Flexibility and market access are also likely to play a greater role, as they allow managers to execute on their country views. Investors able to take advantage of idiosyncratic opportunities, whether that be positioning in off-index credits or taking long or short positions in the currency, rates or spreads of a given market are best placed for investment success. This is especially true for investors who have optimised their trading infrastructure to access smaller, off-index markets that are often under-invested by the broader market and, therefore, less impacted by macro trends.

Lastly, strategies that hedge out U.S. Treasury duration for a purer EM debt exposure may find themselves better insulated from this potential source of yield volatility, which has been more pronounced into early 2025.

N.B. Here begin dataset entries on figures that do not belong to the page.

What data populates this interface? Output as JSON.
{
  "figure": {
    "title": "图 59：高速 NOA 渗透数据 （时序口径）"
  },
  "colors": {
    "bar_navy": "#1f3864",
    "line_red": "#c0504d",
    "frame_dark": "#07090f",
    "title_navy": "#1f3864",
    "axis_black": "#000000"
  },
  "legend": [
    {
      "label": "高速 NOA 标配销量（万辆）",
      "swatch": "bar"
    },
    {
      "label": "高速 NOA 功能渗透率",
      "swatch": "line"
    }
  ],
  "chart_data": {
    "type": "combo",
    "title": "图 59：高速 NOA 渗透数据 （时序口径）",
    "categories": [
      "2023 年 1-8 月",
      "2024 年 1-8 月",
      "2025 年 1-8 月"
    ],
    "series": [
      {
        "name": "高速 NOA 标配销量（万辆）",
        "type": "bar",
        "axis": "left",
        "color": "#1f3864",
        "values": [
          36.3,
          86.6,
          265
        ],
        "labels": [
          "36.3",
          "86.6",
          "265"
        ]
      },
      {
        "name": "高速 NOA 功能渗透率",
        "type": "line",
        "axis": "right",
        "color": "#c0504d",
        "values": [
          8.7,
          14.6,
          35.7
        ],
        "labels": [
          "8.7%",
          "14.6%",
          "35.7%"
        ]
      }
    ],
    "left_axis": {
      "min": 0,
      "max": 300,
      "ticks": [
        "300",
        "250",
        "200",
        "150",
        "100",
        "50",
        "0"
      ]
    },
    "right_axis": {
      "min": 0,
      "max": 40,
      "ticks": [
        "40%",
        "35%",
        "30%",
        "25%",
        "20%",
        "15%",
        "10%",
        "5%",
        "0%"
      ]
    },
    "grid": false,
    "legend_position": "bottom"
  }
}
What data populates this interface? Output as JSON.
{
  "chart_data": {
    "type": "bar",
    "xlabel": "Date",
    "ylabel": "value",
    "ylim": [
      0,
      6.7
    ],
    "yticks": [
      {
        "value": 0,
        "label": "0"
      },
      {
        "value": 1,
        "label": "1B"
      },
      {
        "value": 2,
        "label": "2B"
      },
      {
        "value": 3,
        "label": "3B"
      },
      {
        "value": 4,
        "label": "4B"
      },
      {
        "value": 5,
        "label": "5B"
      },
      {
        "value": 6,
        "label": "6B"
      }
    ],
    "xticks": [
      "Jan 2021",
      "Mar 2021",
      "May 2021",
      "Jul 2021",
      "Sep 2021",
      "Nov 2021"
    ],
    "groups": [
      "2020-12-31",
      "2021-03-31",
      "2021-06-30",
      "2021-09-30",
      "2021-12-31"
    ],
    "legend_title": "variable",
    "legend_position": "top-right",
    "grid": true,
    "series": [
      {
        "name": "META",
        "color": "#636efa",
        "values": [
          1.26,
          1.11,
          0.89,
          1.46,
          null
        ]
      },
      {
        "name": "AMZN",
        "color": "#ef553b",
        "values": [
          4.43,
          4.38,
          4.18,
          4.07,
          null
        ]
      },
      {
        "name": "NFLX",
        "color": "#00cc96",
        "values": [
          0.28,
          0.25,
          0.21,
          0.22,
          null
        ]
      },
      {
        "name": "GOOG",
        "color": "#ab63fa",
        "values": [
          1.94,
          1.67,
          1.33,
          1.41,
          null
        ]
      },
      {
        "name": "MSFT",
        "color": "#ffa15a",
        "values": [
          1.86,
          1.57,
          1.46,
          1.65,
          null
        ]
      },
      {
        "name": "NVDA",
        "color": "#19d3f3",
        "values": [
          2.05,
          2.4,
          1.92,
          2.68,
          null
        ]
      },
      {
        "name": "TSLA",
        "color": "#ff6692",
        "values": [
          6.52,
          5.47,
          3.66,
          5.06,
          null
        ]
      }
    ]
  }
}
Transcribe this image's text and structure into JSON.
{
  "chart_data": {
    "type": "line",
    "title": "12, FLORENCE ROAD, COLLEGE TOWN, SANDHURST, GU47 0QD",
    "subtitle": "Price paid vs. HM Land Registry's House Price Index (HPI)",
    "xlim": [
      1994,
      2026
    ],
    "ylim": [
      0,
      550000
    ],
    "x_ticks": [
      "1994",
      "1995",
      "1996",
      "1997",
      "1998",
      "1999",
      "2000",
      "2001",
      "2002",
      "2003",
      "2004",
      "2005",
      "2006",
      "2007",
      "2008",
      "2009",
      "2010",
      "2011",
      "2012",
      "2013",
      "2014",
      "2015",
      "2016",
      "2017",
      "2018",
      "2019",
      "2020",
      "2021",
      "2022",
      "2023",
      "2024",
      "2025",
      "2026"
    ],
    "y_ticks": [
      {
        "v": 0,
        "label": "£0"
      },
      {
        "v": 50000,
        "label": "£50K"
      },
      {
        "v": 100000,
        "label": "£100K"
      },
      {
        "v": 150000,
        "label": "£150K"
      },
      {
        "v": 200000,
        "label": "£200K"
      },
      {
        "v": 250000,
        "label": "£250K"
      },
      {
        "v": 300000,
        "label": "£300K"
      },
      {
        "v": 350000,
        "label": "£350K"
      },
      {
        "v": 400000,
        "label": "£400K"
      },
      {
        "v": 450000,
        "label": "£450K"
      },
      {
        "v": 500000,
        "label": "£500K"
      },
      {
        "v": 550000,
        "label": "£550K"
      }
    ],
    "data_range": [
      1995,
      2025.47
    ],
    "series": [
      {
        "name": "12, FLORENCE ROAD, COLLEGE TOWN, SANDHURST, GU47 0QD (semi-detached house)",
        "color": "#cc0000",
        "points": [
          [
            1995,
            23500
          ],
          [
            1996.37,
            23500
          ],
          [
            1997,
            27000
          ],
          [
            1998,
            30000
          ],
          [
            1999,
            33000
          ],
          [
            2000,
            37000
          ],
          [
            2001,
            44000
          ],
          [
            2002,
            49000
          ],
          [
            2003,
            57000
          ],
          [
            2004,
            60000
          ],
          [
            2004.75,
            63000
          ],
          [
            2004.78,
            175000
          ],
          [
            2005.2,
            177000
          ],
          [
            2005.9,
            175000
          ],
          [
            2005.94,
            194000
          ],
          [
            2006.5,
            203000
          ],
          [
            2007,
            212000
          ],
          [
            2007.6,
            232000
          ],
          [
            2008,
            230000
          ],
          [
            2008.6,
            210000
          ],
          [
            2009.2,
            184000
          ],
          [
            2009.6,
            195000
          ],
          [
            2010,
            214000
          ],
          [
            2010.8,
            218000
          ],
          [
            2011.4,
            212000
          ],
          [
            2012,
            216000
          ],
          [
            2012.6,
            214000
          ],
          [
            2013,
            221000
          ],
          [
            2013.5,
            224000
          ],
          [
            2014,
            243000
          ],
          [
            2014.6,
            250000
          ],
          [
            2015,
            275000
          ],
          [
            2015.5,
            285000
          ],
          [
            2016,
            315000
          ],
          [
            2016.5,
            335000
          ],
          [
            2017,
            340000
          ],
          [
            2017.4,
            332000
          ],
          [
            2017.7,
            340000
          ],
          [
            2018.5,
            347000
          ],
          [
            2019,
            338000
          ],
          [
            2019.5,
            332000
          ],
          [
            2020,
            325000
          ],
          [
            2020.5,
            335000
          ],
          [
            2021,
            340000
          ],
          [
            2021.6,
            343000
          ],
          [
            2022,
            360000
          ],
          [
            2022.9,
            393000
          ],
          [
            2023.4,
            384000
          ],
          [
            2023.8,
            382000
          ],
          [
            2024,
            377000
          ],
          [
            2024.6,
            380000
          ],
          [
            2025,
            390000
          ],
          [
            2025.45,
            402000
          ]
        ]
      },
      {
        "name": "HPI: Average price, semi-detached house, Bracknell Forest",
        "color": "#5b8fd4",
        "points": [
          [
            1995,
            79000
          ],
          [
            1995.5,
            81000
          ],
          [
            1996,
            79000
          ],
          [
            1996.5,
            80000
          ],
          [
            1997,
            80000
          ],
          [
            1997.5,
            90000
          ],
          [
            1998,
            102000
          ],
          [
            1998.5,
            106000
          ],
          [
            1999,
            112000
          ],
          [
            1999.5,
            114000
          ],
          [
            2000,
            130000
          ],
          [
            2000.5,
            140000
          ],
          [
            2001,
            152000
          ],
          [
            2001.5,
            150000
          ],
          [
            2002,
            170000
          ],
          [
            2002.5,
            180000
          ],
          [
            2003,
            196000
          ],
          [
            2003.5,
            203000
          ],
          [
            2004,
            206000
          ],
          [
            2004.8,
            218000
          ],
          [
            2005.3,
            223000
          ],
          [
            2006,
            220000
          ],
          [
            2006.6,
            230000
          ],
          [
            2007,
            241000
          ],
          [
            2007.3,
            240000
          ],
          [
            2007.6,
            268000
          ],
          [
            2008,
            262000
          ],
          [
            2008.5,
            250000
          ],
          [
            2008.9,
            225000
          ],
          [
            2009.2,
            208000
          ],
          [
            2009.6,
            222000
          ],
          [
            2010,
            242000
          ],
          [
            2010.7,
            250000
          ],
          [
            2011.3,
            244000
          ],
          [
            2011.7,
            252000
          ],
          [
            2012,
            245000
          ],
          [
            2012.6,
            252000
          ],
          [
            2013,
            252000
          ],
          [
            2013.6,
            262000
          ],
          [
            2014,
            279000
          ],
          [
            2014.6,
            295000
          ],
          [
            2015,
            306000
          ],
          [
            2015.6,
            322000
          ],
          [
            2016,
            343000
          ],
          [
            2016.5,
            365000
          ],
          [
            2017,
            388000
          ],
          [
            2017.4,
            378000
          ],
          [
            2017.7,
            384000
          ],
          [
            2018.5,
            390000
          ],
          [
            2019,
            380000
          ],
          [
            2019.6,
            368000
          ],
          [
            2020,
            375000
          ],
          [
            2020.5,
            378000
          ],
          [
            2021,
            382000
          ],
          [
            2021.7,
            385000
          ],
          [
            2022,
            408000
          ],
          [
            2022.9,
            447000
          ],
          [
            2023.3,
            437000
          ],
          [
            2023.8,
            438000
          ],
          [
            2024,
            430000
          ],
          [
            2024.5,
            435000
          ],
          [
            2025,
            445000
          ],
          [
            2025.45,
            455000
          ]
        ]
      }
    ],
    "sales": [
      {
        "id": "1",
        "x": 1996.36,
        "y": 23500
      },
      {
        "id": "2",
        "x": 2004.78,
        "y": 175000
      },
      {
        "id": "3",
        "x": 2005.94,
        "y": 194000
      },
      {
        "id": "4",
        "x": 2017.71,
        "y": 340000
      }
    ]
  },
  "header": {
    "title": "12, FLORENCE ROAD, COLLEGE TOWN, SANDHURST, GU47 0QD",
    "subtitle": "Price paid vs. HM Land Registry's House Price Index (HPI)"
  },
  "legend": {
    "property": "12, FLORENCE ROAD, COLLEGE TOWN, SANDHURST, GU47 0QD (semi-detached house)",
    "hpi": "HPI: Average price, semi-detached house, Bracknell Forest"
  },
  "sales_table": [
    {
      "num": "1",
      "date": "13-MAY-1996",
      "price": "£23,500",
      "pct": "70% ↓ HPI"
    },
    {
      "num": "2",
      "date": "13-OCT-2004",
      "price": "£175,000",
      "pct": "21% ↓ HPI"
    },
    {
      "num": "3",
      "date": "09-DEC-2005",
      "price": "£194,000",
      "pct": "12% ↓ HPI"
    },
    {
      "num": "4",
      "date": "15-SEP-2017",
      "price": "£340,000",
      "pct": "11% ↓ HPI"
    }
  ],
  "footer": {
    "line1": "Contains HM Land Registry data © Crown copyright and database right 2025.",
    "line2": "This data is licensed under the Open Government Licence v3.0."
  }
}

Bottom line – When the macro environment for EM debt appears uncertain or weak, investors should find strength in fundamentals. No two countries or credits are the same and significant variation exists across this broad and deep asset class, which has long-term investment potential that extends beyond any one quarter, or year, for that matter.


1 J.P. Morgan. As of December 27, 2024.

RISK CONSIDERATIONS

Diversification does not eliminate risk of loss. Investments in foreign markets entail special risks such as currency, political, economic, and market risks. The risks associated with emerging markets are magnified when investing in frontier emerging market securities.

DEFINITIONS

J.P. Morgan Government Bond Index-Emerging Markets (GBI-EM) Global Diversified is an emerging market debt benchmark that tracks local currency bonds issued by emerging market governments.

J.P. Morgan Emerging Markets Bond Index (EMBI) Global Diversified is an unmanaged index of USD-denominated bonds with maturities of more than one year issued by emerging markets governments.

J.P. Morgan Corporate Emerging Market Bond Index (CEMBI) Broad Diversified is an unmanaged index of USD-denominated emerging market corporate bonds.